Après avoir chanté Piaf à sa façon au cours des dernières années, Martha Wainwright présentait son tout nouvel album Come Home To Mama lors de sa rentrée montréalaise au Corona, lundi soir. Accompagnée de trois nouveaux musiciens, d'une choriste et de son mari Brad Albetta à la basse, elle a proposé en partant pas moins de six chansons du nouveau disque.

Malgré la présence du claviériste Jared Samuel, qui est également de Come Home To Mama, le son électro qui donne des couleurs originales aux nouvelles compositions était très discret.  Il faut dire qu'au parterre en tout cas, la sonorisation de la toute première chanson I Am Sorry manquait de netteté et de précision et qu'on y distinguait difficilement le son des claviers. Par la suite, ça s'est amélioré mais sauf exception - comme la jolie Four Black Sheep -, c'est surtout le son des guitares qui dominait.

Le public du Corona renouait avec plaisir avec cette jeune femme qui a du chien et qui fait parfois penser à une jeune Chrissie Hynde par sa dégaine rock and roll. Mais Martha Wainwright, c'est d'abord une chanteuse en liberté capable de nous faire passer par toute la gamme des émotions et de racheter ainsi quelques faux pas de cette soirée qui par moments prenait des allures de générale.

Malgré son talent indiscutable, Martha a encore sur scène ce petit côté brouillon qui fait partie de l'héritage familial. Mais alors que son frère Rufus a acquis avec les ans une rigueur et un professionnalisme qui n'éteignent pas sa spontanéité, Martha perd un peu de l'ascendant qu'elle a sur son public en s'égarant dans toutes sortes de distractions.

Quand elle dit qu'en ce début de tournée ses musiciens ne sont pas encore très familiers avec les chansons, on met ça sur le compte de l'autodérision qu'elle pratique fréquemment et qui lui fera dire qu'elle prend une guitare électrique uniquement pour le look parce qu'elle ne sait pas vraiment en jouer.
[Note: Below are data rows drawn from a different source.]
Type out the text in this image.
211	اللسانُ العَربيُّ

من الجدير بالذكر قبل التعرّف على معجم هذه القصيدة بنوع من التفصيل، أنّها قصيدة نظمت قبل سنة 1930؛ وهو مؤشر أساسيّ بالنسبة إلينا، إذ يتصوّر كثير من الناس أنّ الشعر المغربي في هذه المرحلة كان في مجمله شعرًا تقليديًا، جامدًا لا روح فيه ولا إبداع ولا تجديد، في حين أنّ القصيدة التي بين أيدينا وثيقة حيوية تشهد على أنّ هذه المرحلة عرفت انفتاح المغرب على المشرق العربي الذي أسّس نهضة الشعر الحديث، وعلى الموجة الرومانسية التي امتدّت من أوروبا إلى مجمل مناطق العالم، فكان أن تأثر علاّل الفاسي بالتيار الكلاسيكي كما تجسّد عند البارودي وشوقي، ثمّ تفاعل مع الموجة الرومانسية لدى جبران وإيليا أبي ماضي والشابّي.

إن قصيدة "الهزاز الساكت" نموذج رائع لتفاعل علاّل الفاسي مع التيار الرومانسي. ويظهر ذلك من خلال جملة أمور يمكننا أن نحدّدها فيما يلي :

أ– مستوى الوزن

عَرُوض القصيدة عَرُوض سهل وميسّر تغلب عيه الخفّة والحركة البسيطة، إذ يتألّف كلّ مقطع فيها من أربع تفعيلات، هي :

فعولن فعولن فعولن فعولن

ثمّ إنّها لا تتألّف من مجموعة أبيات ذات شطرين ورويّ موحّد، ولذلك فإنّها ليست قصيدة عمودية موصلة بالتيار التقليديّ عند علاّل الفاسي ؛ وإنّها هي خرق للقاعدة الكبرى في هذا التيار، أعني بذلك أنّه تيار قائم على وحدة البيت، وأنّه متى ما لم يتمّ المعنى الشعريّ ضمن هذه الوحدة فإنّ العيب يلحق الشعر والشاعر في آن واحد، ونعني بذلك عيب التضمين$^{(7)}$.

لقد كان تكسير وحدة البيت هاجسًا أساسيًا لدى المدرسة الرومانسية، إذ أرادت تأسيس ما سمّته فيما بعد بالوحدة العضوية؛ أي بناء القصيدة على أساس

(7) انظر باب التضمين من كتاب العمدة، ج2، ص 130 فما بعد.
Mais, c'est un fait, la plupart des nouvelles chansons sont jouées mollement et n'ont pas l'impact qu'on leur connaît sur disque.

On aime l'humour iconoclaste de Martha qui parle de ses chansons «déprimantes» sur le thème de la fin du monde, mais il arrive aussi qu'on en perde des bouts quand elle parle à côté du micro comme si elle causait en aparté à un musicien ou à un spectateur collé sur la scène. On applaudit chaudement quand elle s'éclate jusqu'à en crier pendant Ball and Chain et qu'elle s'investit corps et âme dans Soudain une vallée de Piaf. On est séduit quand elle chante sobrement Dans le silence des soeurs McGarrigle accompagnée au piano par sa tante Anna puis s'approprie Proserpina, la dernière chanson de sa mère, avec un choeur de trois musiciens.

On sourit même quand elle bafouille légèrement pendant Bye Bye Blackbird et on se dit qu'elle a les moyens de s'attaquer aux standards de la chanson américaine. Mais, au rappel, le charme est carrément rompu quand après un trou de mémoire pendant Stormy Weather, plutôt que de se ressaisir, elle se met à cabotiner avant de s'accrocher à sa voix pour éviter le naufrage.

Le public lui réclame un deuxième rappel et les lumières de la salle sont déjà allumées quand elle revient chanter Bloody Mother Fucking Asshole en s'accompagnant à la guitare acoustique. L'espace de quelques minutes, on retrouve la Martha concentrée, intense et bouleversante qu'on voudrait présente d'un bout à l'autre d'un spectacle.